Yeah. Let’s go with interesting. Sure.
This week I reached out to local Richmond based musician and improvisor Josh Wright. When Josh isn’t busy bouncing around town making up comedy or playing some sweet indie tunes to listen to in the background while I read the latest issue of Snotgirl, he is a pretty big comics mega-fan. I knew if anyone was going to have some need-to-know picks for this week, he’d have us handled.
Oh, and after Josh’s picks, I am going to make an argument for Hellboy. Well, I’m going to try, at least.
Anyway, on with the comics!
Heartthrob by Christopher Sebela, Robert Wilson IV, and Nick Filardi
“I’ve really enjoyed [Sebela’s] work on Dead Letters [featuring art by Richmond local Chris Visions], and Crowded,” said Wright. “If you like crime/heists, romance, and meeting your own heart transplant donor, then this book is for you. Christopher Sebela always brings interesting concepts to his books, but never forgets to make his characters interesting and relatable.”
Black Hammer by Jeff Lemire and Dean Omstron
“If you love superhero books and are looking for something outside of the ‘big two,’ you should check this out,” said Wright. “Lemire and Omstron are able to craft a story that feels familiar, but covers a lot of new ground, while harking back to classic archetypes.”
Daredevil by Chip Zdarsky, Marco Checchetto, and Sunny Gho
“There are only three issues out right now [of the current run] and I feel like it’s easy for new readers to jump in,” said Wright. “Chip Zdarsky’s love for the character really shows throughout the book. I’m not reading that many Marvel books, but this is one I had to add to my pull list.”
Monstress by Marjorie Liu and Sana Takeda
“Monstress is an amazing book that I’m sure not enough people are reading,” said Wright. “If you are a fan of fantasy books with a dark edge, then you will love this book. The art is beautiful and the world building is amazing. Get ready for lots of magic, demons and revenge! There are currently three volumes, and you can pick up the first volume for only $9.99.”
Exit Stage Left: The Snagglepuss Chronicles by Mark Russell and Mike Feehan
“Exit Stage Left imagines Snagglepuss as a gay southern playwright during the age of McCarthyism,” said Wright. “This story hit me hard and is a great exploration of what it was like to be a gay person (cougar?) in the entertainment industry during the 1950s.”
One day when I’m retired and living on a yacht and drinking iced vanilla lattes from a copper mug, I am going to write a book called So Here’s the Issue with Hellboy. If you paid any attention to numbers and reviews over the weekend, then you probably noticed that the latest installment in the Hellboy franchise followed the established pattern of having not-so-hot critical reviews. Unfortunately, not all of these bad reviews were necessarily even just critics “not getting it,” as often happens with third party or indie comic titles when they are translated to film or other media.
A solid 15% rating on Rotten Tomatoes is not even remotely just a case of critics chiming in. Oi.
Now, before I defend it, I want to start off by saying that this is by no means my favorite film that I have ever seen in my life.
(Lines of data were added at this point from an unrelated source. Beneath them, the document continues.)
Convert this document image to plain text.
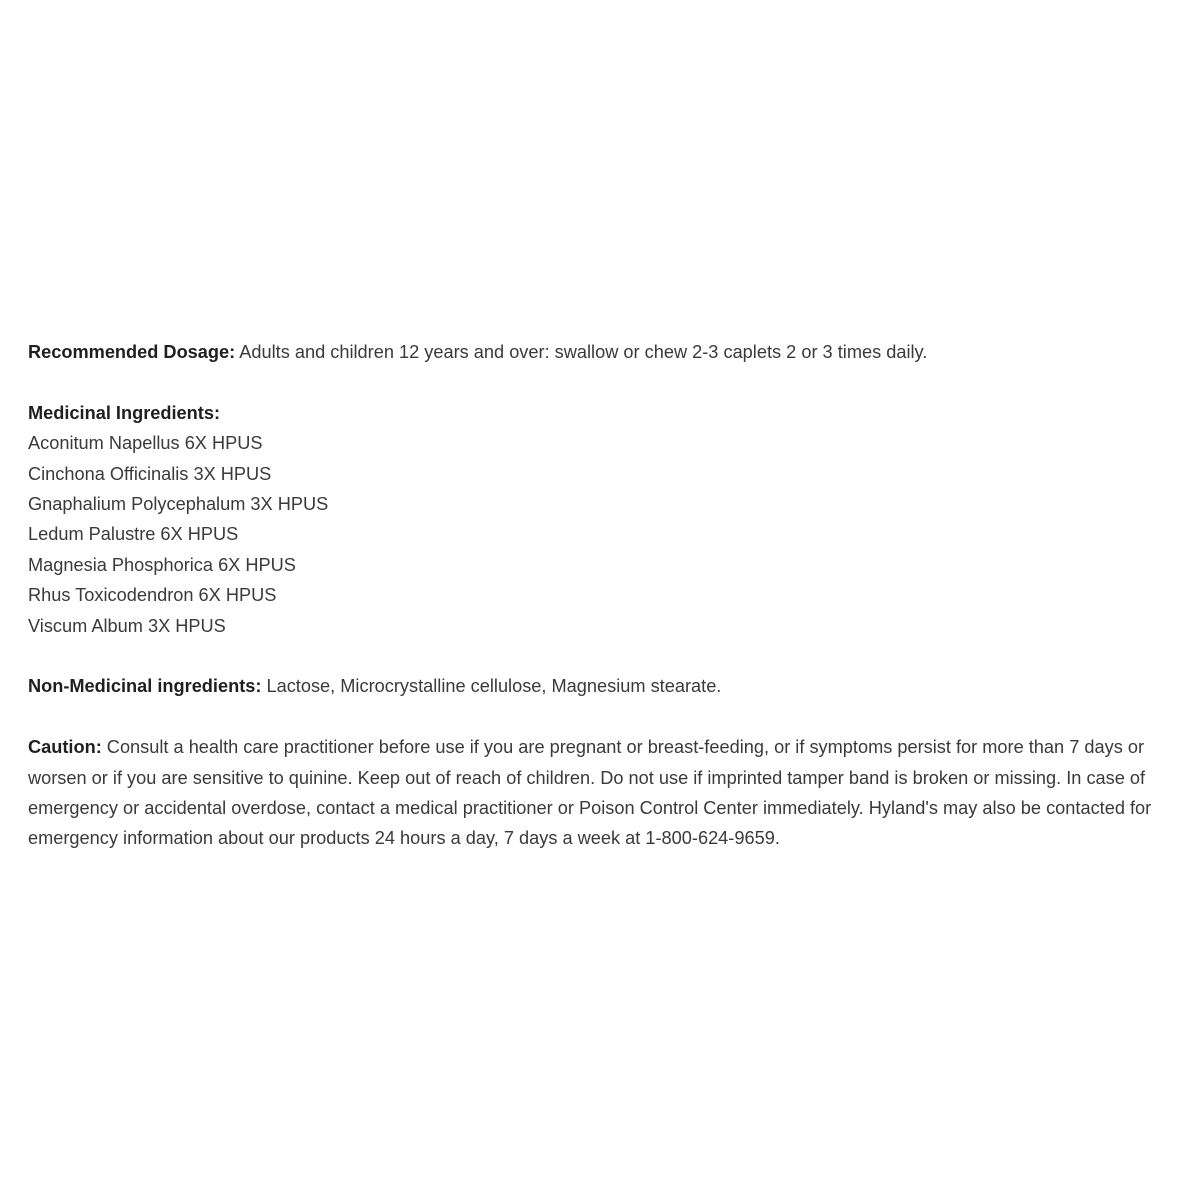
Recommended Dosage: Adults and children 12 years and over: swallow or chew 2-3 caplets 2 or 3 times daily.

Medicinal Ingredients:
Aconitum Napellus 6X HPUS
Cinchona Officinalis 3X HPUS
Gnaphalium Polycephalum 3X HPUS
Ledum Palustre 6X HPUS
Magnesia Phosphorica 6X HPUS
Rhus Toxicodendron 6X HPUS
Viscum Album 3X HPUS

Non-Medicinal ingredients: Lactose, Microcrystalline cellulose, Magnesium stearate.

Caution: Consult a health care practitioner before use if you are pregnant or breast-feeding, or if symptoms persist for more than 7 days or worsen or if you are sensitive to quinine. Keep out of reach of children. Do not use if imprinted tamper band is broken or missing. In case of emergency or accidental overdose, contact a medical practitioner or Poison Control Center immediately. Hyland's may also be contacted for emergency information about our products 24 hours a day, 7 days a week at 1-800-624-9659.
At the same time, I do think that, for what it is, it is getting an excessive amount of flack. Exactly two things got me and kept my interest in this film: aesthetics, and character development.
This film heavily focuses on its characters and trying to develop them, almost to its detriment. Even though I know the story of Hellboy and his origins inside and out by now (and who doesn’t love a good blowin’-up-some-Nazis plot line?), I was still intrigued by the way director Neil Marshall chose to go about it, focusing so much on both introducing us to Hellboy and the people in his life, and trying to dig deep into the entire mythology of the Hellboy universe.
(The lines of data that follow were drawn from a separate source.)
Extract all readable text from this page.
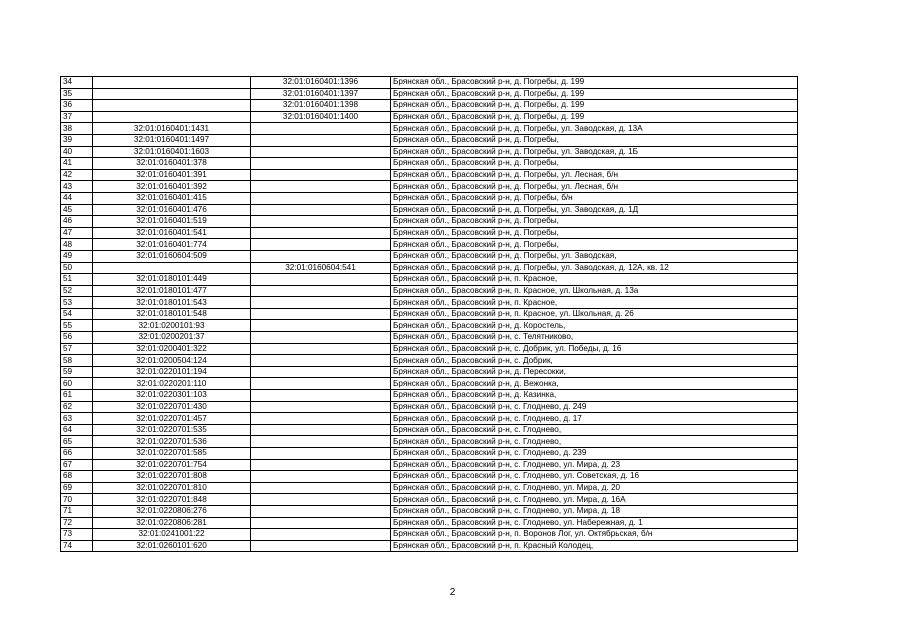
34		32:01:0160401:1396	Брянская обл., Брасовский р-н, д. Погребы, д. 199
35		32:01:0160401:1397	Брянская обл., Брасовский р-н, д. Погребы, д. 199
36		32:01:0160401:1398	Брянская обл., Брасовский р-н, д. Погребы, д. 199
37		32:01:0160401:1400	Брянская обл., Брасовский р-н, д. Погребы, д. 199
38	32:01:0160401:1431		Брянская обл., Брасовский р-н, д. Погребы, ул. Заводская, д. 13А
39	32:01:0160401:1497		Брянская обл., Брасовский р-н, д. Погребы,
40	32:01:0160401:1603		Брянская обл., Брасовский р-н, д. Погребы, ул. Заводская, д. 1Б
41	32:01:0160401:378		Брянская обл., Брасовский р-н, д. Погребы,
42	32:01:0160401:391		Брянская обл., Брасовский р-н, д. Погребы, ул. Лесная, б/н
43	32:01:0160401:392		Брянская обл., Брасовский р-н, д. Погребы, ул. Лесная, б/н
44	32:01:0160401:415		Брянская обл., Брасовский р-н, д. Погребы, б/н
45	32:01:0160401:476		Брянская обл., Брасовский р-н, д. Погребы, ул. Заводская, д. 1Д
46	32:01:0160401:519		Брянская обл., Брасовский р-н, д. Погребы,
47	32:01:0160401:541		Брянская обл., Брасовский р-н, д. Погребы,
48	32:01:0160401:774		Брянская обл., Брасовский р-н, д. Погребы,
49	32:01:0160604:509		Брянская обл., Брасовский р-н, д. Погребы, ул. Заводская,
50		32:01:0160604:541	Брянская обл., Брасовский р-н, д. Погребы, ул. Заводская, д. 12А, кв. 12
51	32:01:0180101:449		Брянская обл., Брасовский р-н, п. Красное,
52	32:01:0180101:477		Брянская обл., Брасовский р-н, п. Красное, ул. Школьная, д. 13а
53	32:01:0180101:543		Брянская обл., Брасовский р-н, п. Красное,
54	32:01:0180101:548		Брянская обл., Брасовский р-н, п. Красное, ул. Школьная, д. 26
55	32:01:0200101:93		Брянская обл., Брасовский р-н, д. Коростель,
56	32:01:0200201:37		Брянская обл., Брасовский р-н, с. Телятниково,
57	32:01:0200401:322		Брянская обл., Брасовский р-н, с. Добрик, ул. Победы, д. 16
58	32:01:0200504:124		Брянская обл., Брасовский р-н, с. Добрик,
59	32:01:0220101:194		Брянская обл., Брасовский р-н, д. Пересокки,
60	32:01:0220201:110		Брянская обл., Брасовский р-н, д. Вежонка,
61	32:01:0220301:103		Брянская обл., Брасовский р-н, д. Казинка,
62	32:01:0220701:430		Брянская обл., Брасовский р-н, с. Глоднево, д. 249
63	32:01:0220701:457		Брянская обл., Брасовский р-н, с. Глоднево, д. 17
64	32:01:0220701:535		Брянская обл., Брасовский р-н, с. Глоднево,
65	32:01:0220701:536		Брянская обл., Брасовский р-н, с. Глоднево,
66	32:01:0220701:585		Брянская обл., Брасовский р-н, с. Глоднево, д. 239
67	32:01:0220701:754		Брянская обл., Брасовский р-н, с. Глоднево, ул. Мира, д. 23
68	32:01:0220701:808		Брянская обл., Брасовский р-н, с. Глоднево, ул. Советская, д. 16
69	32:01:0220701:810		Брянская обл., Брасовский р-н, с. Глоднево, ул. Мира, д. 20
70	32:01:0220701:848		Брянская обл., Брасовский р-н, с. Глоднево, ул. Мира, д. 16А
71	32:01:0220806:276		Брянская обл., Брасовский р-н, с. Глоднево, ул. Мира, д. 18
72	32:01:0220806:281		Брянская обл., Брасовский р-н, с. Глоднево, ул. Набережная, д. 1
73	32:01:0241001:22		Брянская обл., Брасовский р-н, п. Воронов Лог, ул. Октябрьская, б/н
74	32:01:0260101:620		Брянская обл., Брасовский р-н, п. Красный Колодец,
2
The only downside was that it felt like Marshall got too deep into playing with the characters. It seems that, by the time he realized that he should maybe focus on story arcs and keep the film a little more on pace, we were already an hour and fifteen minutes into a two-hour film. Don’t get me wrong — as a writer there are few things that I love more than good character development. But there is also this beautiful thing called balance.
These early decisions created a disconnect. When the film finally got into the story, it felt very rushed in some ways, but repetitive in others. When the Blood Queen (played by Milla Jovovich) had to remind me for the twelfth time that she will have her revenge, I had to restrain myself from telling her to take a pill made of chill and let me enjoy the damn film. We will get there, I get it, calm down.
The film’s aesthetics were another point in its favor. While the original Ron Perlman imagining was superior in story development, David Harbour’s absolutely kills it in visuals and overall aesthetic. This is how Hellboy and his world are supposed to look. I really want someone to make a solid argument against this. David Harbour dressed as a demon while riding a dragon and wielding Excalibur to head-slamming punk music? Yes, dammit.
The only thing that would have made it better would have been if he flew out to the entirety of Meatloaf’s Bat Out of Hell record, but I guess we can’t have everything we want in life.
Could Hellboy have been better? Of course — absolutely. If the overall story development had been better, more balanced with everything else, and honestly, if so much wasn’t crammed into one film, I think it would have been the Glenn Danzig daydream of a comic film that it so desperately aspired to be.